“I think you might be moving at warp speed. This isn’t a movie. This is real life, you know?” I warned him jokingly, but every part of me loved his declaration. His words calmed me, giving me the reassurance that I’d needed.
Dalton chuckled. “I think waiting ten years before getting the girl is the exact opposite of warp speed, if you wanna know the truth.”
I leaned in and kissed his delicious lips without another word. There was no way I could disagree with that logic, and hell, I didn’t want to. I didn’t know exactly what the future held for us, even with Dalton’s big plans, but I was excited to find out.
Sometimes life was messy and got in the way. But wasn’t that part of the beauty of falling in love and being in a relationship? You figured things out together as you grew, and faced the challenges that life enjoyed the hell out of throwing at you.
Of course, I knew exactly where I wanted the relationship with Dalton to head, but not anytime soon. We still had a lot of learning to do about each other, and we were just getting started.

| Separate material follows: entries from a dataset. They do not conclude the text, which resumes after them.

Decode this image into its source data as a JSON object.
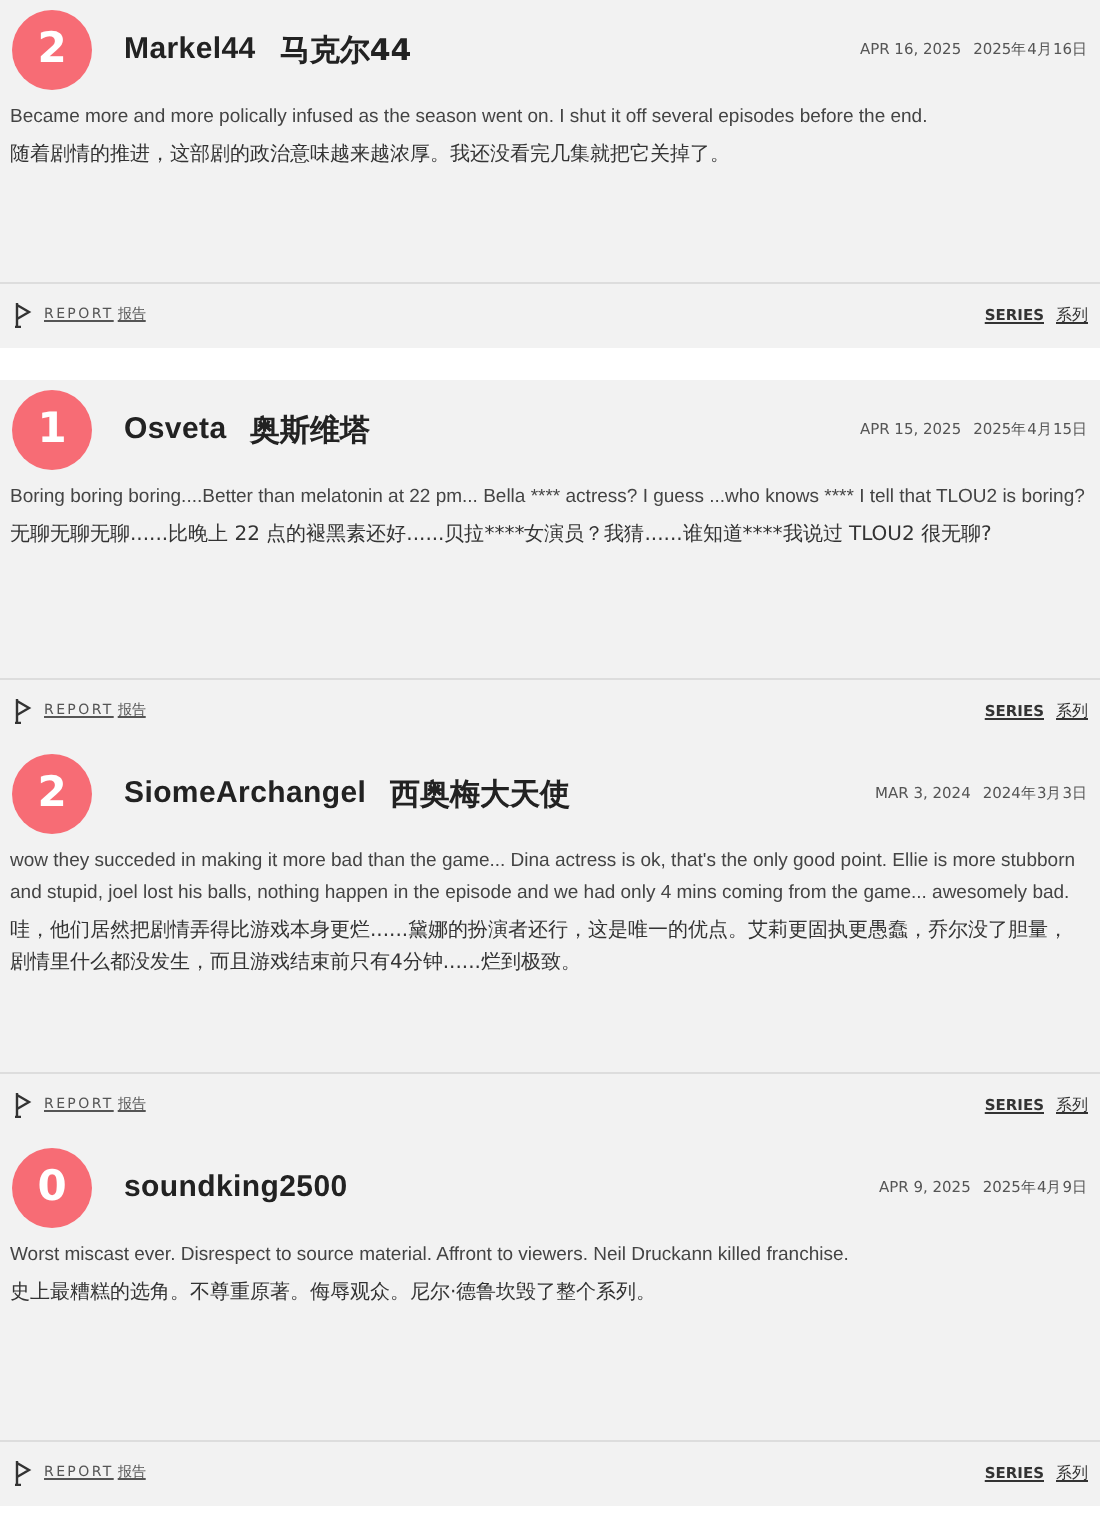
{
  "reviews": [
    {
      "score": "2",
      "username": "Markel44",
      "username_zh": "马克尔44",
      "date": "APR 16, 2025",
      "date_zh": "2025年4月16日",
      "text": "Became more and more polically infused as the season went on. I shut it off several episodes before the end.",
      "text_zh": "随着剧情的推进，这部剧的政治意味越来越浓厚。我还没看完几集就把它关掉了。",
      "report": "REPORT",
      "report_zh": "报告",
      "series": "SERIES",
      "series_zh": "系列"
    },
    {
      "score": "1",
      "username": "Osveta",
      "username_zh": "奥斯维塔",
      "date": "APR 15, 2025",
      "date_zh": "2025年4月15日",
      "text": "Boring boring boring....Better than melatonin at 22 pm... Bella **** actress? I guess ...who knows **** I tell that TLOU2 is boring?",
      "text_zh": "无聊无聊无聊......比晚上 22 点的褪黑素还好......贝拉****女演员？我猜......谁知道****我说过 TLOU2 很无聊?",
      "report": "REPORT",
      "report_zh": "报告",
      "series": "SERIES",
      "series_zh": "系列"
    },
    {
      "score": "2",
      "username": "SiomeArchangel",
      "username_zh": "西奥梅大天使",
      "date": "MAR 3, 2024",
      "date_zh": "2024年3月3日",
      "text": "wow they succeded in making it more bad than the game... Dina actress is ok, that's the only good point. Ellie is more stubborn and stupid, joel lost his balls, nothing happen in the episode and we had only 4 mins coming from the game... awesomely bad.",
      "text_zh": "哇，他们居然把剧情弄得比游戏本身更烂......黛娜的扮演者还行，这是唯一的优点。艾莉更固执更愚蠢，乔尔没了胆量，剧情里什么都没发生，而且游戏结束前只有4分钟......烂到极致。",
      "report": "REPORT",
      "report_zh": "报告",
      "series": "SERIES",
      "series_zh": "系列"
    },
    {
      "score": "0",
      "username": "soundking2500",
      "date": "APR 9, 2025",
      "date_zh": "2025年4月9日",
      "text": "Worst miscast ever. Disrespect to source material. Affront to viewers. Neil Druckann killed franchise.",
      "text_zh": "史上最糟糕的选角。不尊重原著。侮辱观众。尼尔·德鲁坎毁了整个系列。",
      "report": "REPORT",
      "report_zh": "报告",
      "series": "SERIES",
      "series_zh": "系列"
    }
  ]
}
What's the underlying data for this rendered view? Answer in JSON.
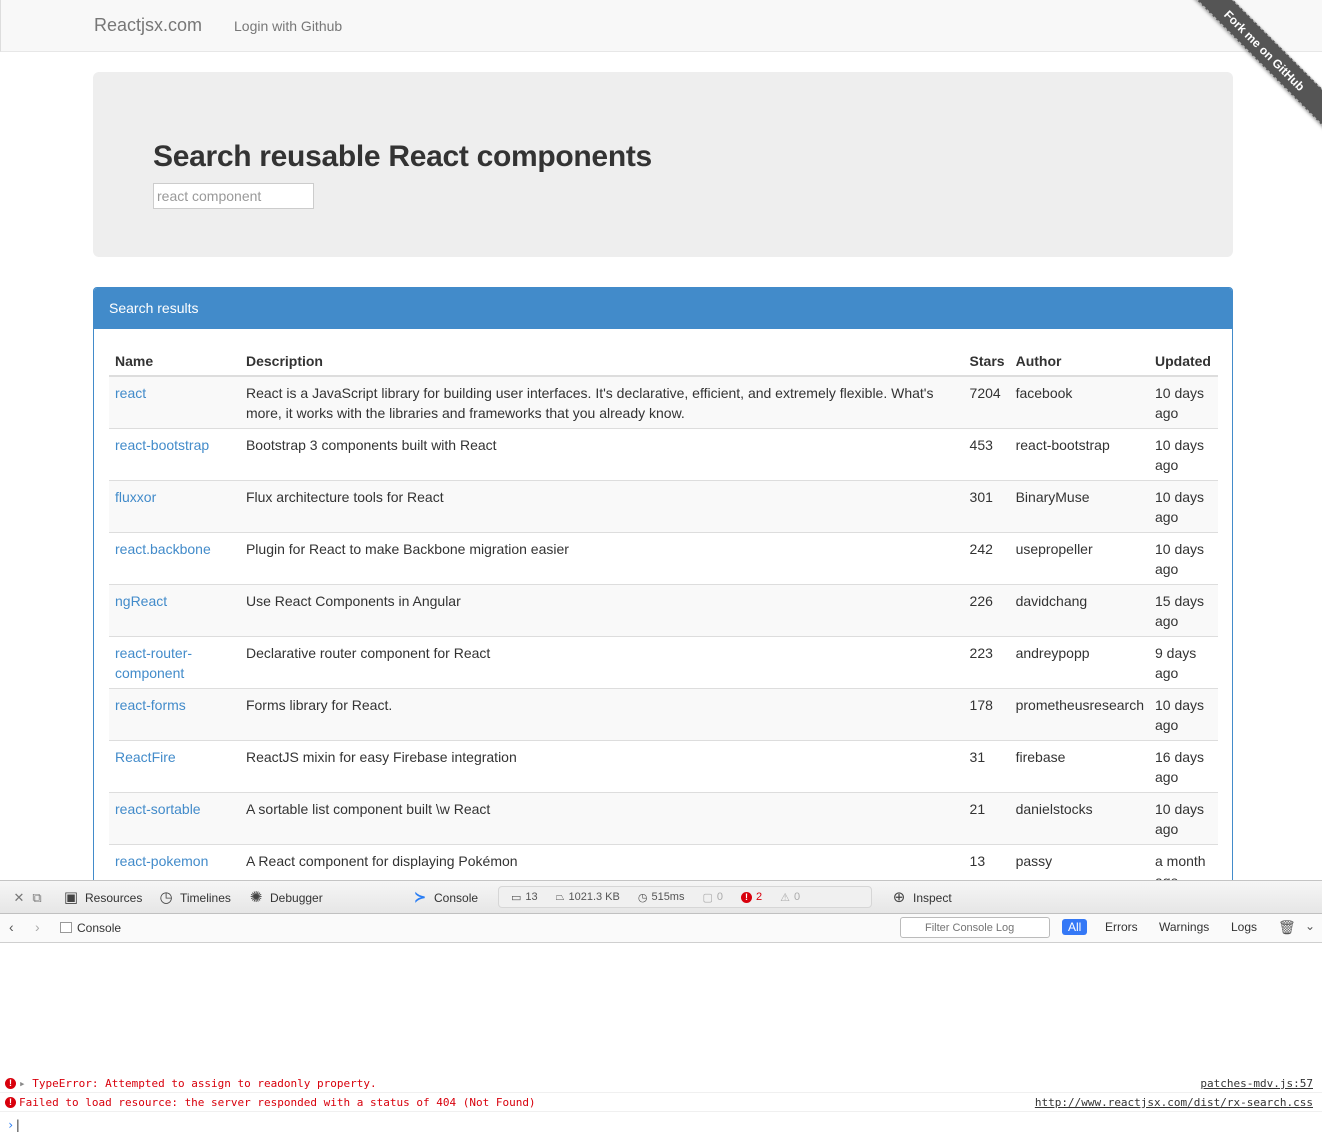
{
  "navbar": {
    "brand": "Reactjsx.com",
    "login": "Login with Github",
    "ribbon": "Fork me on GitHub"
  },
  "jumbotron": {
    "title": "Search reusable React components",
    "search_placeholder": "react component"
  },
  "panel": {
    "heading": "Search results",
    "columns": [
      "Name",
      "Description",
      "Stars",
      "Author",
      "Updated"
    ],
    "rows": [
      {
        "name": "react",
        "description": "React is a JavaScript library for building user interfaces. It's declarative, efficient, and extremely flexible. What's more, it works with the libraries and frameworks that you already know.",
        "stars": "7204",
        "author": "facebook",
        "updated": "10 days ago"
      },
      {
        "name": "react-bootstrap",
        "description": "Bootstrap 3 components built with React",
        "stars": "453",
        "author": "react-bootstrap",
        "updated": "10 days ago"
      },
      {
        "name": "fluxxor",
        "description": "Flux architecture tools for React",
        "stars": "301",
        "author": "BinaryMuse",
        "updated": "10 days ago"
      },
      {
        "name": "react.backbone",
        "description": "Plugin for React to make Backbone migration easier",
        "stars": "242",
        "author": "usepropeller",
        "updated": "10 days ago"
      },
      {
        "name": "ngReact",
        "description": "Use React Components in Angular",
        "stars": "226",
        "author": "davidchang",
        "updated": "15 days ago"
      },
      {
        "name": "react-router-component",
        "description": "Declarative router component for React",
        "stars": "223",
        "author": "andreypopp",
        "updated": "9 days ago"
      },
      {
        "name": "react-forms",
        "description": "Forms library for React.",
        "stars": "178",
        "author": "prometheusresearch",
        "updated": "10 days ago"
      },
      {
        "name": "ReactFire",
        "description": "ReactJS mixin for easy Firebase integration",
        "stars": "31",
        "author": "firebase",
        "updated": "16 days ago"
      },
      {
        "name": "react-sortable",
        "description": "A sortable list component built \\w React",
        "stars": "21",
        "author": "danielstocks",
        "updated": "10 days ago"
      },
      {
        "name": "react-pokemon",
        "description": "A React component for displaying Pokémon",
        "stars": "13",
        "author": "passy",
        "updated": "a month ago"
      }
    ]
  },
  "devtools": {
    "tabs": {
      "resources": "Resources",
      "timelines": "Timelines",
      "debugger": "Debugger",
      "console": "Console",
      "inspect": "Inspect"
    },
    "stats": {
      "resources_count": "13",
      "size": "1021.3 KB",
      "time": "515ms",
      "logs": "0",
      "errors": "2",
      "warnings": "0"
    },
    "subbar": {
      "breadcrumb": "Console",
      "filter_placeholder": "Filter Console Log",
      "all": "All",
      "errors": "Errors",
      "warnings": "Warnings",
      "logs": "Logs"
    },
    "messages": [
      {
        "text": "TypeError: Attempted to assign to readonly property.",
        "source": "patches-mdv.js:57",
        "expandable": true
      },
      {
        "text": "Failed to load resource: the server responded with a status of 404 (Not Found)",
        "source": "http://www.reactjsx.com/dist/rx-search.css",
        "expandable": false
      }
    ]
  }
}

Ten years was a long time to be away from someone, even if you had love in your heart for them the whole time.
Was I still scared about the possibility of losing him? Hell yes, but I had finally accepted that that fear would exist, no matter what Dalton did for a living. Loving another person brought out fear because you didn’t want to lose them, but I would have to deal with that insecurity regardless, no matter who I loved.
I’d read once that the greater the love, the greater the fear of losing that love. And to me, Dalton was worth it all. He was worth the fight, the risk, the issues that reared their ugly head at times, all of it. And he put up with me, claimed to like it, even. We’d see about that.
But I’ll bet you money that if you go to our twenty-year high school reunion, you’ll see Dalton and me there. Only by then, we will have arrived together, and we’ll be wearing wedding rings.